Synthesis of V2O5 and TFB

Various concentrations (1, 3, and 5 wt%) of the vanadium oxide solution were synthesized by adding vanadium (V) triisopropoxide oxide (0.05, 0.16, and 0.28 ml) into isopropyl alcohol (7 ml), respectively. The solution was mixed for 10 min at 600 rpm using a stirring bar. Then deionized water (0.1 ml) was added, followed by mixing for 50 min to activate the hydrolysis reaction. 1 wt% of TFB solution was prepared by mixing TFB (0.0173 g) into p-xylene (99%, 2 ml). The TFB solution was stirred for 30 min at 600 rpm with a hot plate temperature of 80 °C.

Fabrication of dual functional diode

Patterned ITO with a sheet resistance of 15 Ω sq−1 on a glass substrate was used as the anode. The ITO was rinsed with acetone, IPA and DI water in the order. The work function and the surface hydrophilicity of ITO were increased by using ultraviolet/ozone treatment. The V2O5 solution was spin-coated onto the ITO surface at 3000 rpm for 1 min. The coated V2O5 layer was annealed at 150 °C for 15 min and then kept at room temperature for 10 min. TFB solution was spin-coated at 3000 rpm for 30 s onto the V2O5 layer. The coated TFB layer was annealed at 180 °C for 30 min. The CdSe/ZnS QDs solution was spin-coated at 1500 rpm for 1 min onto the TFB layer. The coated CdSe/ZnS QDs layer was annealed at 180 °C for 30 min. The ZnO solution was spin-coated at 2000 rpm for 1 min onto the CdSe/ZnS QDs layer. The coated ZnO layer was annealed at 180 °C for 30 min. Al cathode was deposited by using a thermal evaporator with a shadow mask. Finally, the device was encapsulated using a thin glass with an epoxy.

Characterization

The interfacial electronic structures and chemical states were measured using UPS and XPS with an ultra-high vacuum system (1 \(\times \) 10–9 Torr). Photoelectron spectra were recorded using a KTRATOS AXIS NOVA system. He-I (21.218 eV) source was used for the UPS measurements, and x-ray source for XPS measurement was Al Kα (1486.6 eV). Energy resolutions were approximately 0.1 eV and 1.0 eV for UPS and XPS, respectively. No sample temperature control was attempted during the experiments. Current–voltage–luminance (I–V–L) characteristics of QLEDs were measured using a conventional measurement system (M6100, McScience).
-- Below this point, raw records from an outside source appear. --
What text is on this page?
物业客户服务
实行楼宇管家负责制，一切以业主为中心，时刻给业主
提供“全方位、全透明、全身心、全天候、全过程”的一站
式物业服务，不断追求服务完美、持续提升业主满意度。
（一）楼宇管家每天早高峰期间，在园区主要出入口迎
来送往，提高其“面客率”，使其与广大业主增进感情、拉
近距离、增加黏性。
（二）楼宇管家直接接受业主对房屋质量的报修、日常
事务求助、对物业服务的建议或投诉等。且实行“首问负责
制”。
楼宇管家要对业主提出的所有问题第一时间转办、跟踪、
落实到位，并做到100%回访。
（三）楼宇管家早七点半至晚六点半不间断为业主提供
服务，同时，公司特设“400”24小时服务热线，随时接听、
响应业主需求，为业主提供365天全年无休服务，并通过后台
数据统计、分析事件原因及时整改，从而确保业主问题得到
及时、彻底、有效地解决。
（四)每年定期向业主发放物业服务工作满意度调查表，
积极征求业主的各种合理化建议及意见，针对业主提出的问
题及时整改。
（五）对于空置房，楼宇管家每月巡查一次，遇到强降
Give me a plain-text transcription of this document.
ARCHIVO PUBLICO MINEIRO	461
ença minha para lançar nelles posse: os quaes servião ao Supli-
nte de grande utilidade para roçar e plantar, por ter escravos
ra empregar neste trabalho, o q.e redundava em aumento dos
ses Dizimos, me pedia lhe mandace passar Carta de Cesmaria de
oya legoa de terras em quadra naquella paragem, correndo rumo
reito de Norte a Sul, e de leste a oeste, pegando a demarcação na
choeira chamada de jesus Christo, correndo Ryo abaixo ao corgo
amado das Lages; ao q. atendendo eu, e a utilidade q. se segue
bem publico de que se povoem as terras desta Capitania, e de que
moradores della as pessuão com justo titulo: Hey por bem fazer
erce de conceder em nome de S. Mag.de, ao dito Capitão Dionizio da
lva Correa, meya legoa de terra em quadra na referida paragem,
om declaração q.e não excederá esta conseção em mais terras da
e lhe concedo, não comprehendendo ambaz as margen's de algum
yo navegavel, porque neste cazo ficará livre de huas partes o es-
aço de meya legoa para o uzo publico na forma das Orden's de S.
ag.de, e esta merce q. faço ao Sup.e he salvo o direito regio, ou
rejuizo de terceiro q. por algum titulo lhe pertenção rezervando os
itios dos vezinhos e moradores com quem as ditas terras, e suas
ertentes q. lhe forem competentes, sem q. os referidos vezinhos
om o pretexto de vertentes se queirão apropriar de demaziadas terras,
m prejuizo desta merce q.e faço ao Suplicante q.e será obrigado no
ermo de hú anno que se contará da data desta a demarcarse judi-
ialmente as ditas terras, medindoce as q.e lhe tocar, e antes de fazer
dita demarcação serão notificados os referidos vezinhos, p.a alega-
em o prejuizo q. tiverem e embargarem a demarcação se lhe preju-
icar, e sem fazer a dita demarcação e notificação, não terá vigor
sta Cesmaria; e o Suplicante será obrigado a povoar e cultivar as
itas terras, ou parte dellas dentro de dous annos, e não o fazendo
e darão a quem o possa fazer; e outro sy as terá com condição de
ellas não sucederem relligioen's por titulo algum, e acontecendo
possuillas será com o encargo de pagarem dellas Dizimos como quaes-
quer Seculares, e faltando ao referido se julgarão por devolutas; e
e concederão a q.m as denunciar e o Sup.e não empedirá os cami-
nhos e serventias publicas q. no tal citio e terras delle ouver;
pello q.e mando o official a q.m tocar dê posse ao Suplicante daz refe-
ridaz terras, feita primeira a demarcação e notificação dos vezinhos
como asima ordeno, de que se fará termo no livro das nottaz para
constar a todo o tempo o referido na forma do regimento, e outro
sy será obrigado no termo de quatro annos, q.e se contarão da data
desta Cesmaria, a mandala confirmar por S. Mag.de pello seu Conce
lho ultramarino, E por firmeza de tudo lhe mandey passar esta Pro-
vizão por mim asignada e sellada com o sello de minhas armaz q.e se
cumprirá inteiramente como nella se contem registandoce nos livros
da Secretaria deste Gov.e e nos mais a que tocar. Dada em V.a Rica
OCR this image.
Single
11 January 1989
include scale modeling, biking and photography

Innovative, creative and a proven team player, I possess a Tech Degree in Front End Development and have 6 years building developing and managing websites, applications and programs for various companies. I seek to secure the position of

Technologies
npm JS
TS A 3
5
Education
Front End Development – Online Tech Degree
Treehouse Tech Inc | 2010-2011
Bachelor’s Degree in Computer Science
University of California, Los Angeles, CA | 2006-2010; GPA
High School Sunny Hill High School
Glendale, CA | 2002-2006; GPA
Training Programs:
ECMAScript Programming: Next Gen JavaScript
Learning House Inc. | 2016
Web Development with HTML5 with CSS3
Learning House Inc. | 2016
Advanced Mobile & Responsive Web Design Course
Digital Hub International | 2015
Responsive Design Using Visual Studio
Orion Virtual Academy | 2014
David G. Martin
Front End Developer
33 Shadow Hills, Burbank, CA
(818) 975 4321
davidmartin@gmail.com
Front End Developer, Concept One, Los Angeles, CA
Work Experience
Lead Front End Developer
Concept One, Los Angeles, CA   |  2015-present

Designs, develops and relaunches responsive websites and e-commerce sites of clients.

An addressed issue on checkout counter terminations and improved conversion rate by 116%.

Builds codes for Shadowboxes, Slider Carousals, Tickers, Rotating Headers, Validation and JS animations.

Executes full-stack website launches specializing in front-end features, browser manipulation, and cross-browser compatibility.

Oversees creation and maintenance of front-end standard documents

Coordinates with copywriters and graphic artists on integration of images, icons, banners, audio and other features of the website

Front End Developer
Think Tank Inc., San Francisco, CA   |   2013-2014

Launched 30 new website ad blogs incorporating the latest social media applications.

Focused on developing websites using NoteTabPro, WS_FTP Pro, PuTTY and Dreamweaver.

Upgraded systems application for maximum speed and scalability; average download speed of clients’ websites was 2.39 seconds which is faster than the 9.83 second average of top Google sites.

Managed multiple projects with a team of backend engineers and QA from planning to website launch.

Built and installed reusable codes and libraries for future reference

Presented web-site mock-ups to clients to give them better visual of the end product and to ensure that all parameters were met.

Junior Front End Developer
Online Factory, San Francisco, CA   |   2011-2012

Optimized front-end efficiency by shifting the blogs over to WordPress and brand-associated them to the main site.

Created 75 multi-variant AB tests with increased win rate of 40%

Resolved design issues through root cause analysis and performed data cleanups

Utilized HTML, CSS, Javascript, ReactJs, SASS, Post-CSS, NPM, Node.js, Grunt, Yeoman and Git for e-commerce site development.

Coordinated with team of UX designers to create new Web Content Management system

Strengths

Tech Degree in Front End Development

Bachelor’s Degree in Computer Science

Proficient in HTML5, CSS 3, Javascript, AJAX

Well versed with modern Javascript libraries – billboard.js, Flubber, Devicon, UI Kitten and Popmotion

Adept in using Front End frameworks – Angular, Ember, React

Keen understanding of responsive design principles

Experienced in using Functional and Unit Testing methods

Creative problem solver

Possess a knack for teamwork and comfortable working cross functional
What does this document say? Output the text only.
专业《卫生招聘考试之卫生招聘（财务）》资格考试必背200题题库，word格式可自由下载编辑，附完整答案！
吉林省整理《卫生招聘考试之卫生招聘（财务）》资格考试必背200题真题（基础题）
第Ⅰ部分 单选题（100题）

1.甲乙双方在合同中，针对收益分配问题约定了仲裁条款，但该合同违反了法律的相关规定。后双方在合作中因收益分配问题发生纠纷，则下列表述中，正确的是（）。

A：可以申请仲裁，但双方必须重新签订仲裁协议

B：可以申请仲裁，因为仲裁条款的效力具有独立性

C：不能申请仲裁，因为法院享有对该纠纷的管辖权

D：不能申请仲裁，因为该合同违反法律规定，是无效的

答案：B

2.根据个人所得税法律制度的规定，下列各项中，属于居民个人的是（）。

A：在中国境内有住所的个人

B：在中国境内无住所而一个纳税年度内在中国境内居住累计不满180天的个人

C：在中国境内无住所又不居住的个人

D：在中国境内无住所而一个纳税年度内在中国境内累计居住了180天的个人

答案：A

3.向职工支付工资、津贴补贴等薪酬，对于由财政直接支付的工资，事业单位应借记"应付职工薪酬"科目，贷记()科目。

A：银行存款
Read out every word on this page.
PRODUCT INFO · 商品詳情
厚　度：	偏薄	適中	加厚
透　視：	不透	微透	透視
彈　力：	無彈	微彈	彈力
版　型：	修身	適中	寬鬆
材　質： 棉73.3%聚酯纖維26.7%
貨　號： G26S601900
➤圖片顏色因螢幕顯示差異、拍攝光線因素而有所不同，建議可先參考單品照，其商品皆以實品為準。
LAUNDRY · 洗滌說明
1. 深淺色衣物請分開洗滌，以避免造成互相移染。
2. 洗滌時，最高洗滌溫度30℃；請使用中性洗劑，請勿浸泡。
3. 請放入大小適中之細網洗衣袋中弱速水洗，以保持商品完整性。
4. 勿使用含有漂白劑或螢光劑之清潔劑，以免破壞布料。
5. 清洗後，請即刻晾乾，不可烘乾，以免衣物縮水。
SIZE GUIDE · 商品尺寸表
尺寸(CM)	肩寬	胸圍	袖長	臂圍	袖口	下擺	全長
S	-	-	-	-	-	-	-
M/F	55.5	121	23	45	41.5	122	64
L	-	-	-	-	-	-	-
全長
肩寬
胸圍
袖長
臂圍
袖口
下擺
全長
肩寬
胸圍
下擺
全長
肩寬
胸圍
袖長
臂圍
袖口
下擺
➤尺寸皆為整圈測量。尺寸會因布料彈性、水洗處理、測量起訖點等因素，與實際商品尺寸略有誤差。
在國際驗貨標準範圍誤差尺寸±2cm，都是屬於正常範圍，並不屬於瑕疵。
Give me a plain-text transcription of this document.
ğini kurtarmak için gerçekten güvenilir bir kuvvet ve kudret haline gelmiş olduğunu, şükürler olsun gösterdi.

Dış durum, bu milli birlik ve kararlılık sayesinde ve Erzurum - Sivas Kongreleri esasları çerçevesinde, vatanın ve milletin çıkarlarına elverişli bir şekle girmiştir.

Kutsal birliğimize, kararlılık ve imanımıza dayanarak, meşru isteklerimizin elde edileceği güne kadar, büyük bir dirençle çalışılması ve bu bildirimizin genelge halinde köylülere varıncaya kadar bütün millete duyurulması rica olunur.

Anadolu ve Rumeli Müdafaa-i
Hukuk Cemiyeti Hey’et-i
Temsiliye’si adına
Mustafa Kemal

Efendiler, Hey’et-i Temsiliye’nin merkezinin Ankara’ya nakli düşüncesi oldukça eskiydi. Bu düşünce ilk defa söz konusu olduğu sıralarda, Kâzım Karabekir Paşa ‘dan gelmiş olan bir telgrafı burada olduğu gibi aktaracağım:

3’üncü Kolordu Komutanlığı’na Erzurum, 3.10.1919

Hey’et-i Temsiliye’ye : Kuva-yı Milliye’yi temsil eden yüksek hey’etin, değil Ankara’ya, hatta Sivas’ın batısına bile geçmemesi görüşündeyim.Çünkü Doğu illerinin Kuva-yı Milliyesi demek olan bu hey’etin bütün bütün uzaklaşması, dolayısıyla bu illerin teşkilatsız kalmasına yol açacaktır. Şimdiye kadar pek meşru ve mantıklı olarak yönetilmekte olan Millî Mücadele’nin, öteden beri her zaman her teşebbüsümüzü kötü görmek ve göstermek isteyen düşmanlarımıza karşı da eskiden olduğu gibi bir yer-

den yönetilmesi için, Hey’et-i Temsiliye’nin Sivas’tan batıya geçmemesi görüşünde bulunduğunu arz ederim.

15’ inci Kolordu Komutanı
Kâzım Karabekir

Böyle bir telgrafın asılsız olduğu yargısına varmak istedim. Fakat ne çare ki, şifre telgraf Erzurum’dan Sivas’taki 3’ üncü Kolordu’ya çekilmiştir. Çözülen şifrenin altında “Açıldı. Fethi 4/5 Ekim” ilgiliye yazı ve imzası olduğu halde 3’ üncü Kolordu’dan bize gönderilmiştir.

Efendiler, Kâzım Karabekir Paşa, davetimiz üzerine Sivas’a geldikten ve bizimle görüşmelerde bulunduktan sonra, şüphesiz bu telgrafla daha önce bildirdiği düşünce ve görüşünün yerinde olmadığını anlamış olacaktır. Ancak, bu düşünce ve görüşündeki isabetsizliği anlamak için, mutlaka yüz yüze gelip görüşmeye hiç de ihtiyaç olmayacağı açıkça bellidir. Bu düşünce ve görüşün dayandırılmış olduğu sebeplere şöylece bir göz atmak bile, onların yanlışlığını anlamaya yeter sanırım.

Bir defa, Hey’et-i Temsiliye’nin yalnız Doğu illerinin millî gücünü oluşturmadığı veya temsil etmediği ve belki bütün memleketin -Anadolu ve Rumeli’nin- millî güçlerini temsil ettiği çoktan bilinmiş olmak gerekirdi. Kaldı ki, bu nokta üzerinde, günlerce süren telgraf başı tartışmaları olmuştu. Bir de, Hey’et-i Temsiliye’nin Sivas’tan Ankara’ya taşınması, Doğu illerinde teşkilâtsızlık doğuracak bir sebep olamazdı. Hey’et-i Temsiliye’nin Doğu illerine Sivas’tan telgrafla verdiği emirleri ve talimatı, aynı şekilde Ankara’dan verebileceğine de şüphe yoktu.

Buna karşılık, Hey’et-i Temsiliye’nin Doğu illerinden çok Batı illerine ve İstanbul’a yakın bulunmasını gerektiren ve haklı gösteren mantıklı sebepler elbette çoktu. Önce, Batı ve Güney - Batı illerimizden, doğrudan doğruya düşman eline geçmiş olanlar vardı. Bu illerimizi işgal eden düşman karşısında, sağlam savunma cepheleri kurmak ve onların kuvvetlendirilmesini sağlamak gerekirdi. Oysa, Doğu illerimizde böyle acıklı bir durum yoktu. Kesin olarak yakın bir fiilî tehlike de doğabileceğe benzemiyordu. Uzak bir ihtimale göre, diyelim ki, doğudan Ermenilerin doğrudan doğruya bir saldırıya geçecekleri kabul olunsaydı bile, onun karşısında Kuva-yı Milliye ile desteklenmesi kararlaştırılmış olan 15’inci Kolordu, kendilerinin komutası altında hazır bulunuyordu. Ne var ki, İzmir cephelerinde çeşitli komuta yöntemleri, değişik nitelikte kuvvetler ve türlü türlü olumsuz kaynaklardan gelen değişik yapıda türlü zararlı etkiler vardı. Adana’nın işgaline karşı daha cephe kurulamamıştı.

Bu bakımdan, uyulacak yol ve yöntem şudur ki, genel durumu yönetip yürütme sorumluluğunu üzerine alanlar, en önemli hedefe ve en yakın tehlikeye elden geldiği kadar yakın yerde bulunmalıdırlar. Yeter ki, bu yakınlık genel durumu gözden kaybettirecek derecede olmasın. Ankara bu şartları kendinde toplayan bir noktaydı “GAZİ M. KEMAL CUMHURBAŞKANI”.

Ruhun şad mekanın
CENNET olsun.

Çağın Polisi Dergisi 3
Current–voltage (I–V) characteristics of photodiodes were measured by using a probe station and 4145B semiconductor parameter analyzer. The carrier transfer mechanism was analyzed via time-resolved photoluminescence (TRPL) measurement. The periodic optical response behavior were evaluated using a function generator and an oscilloscope.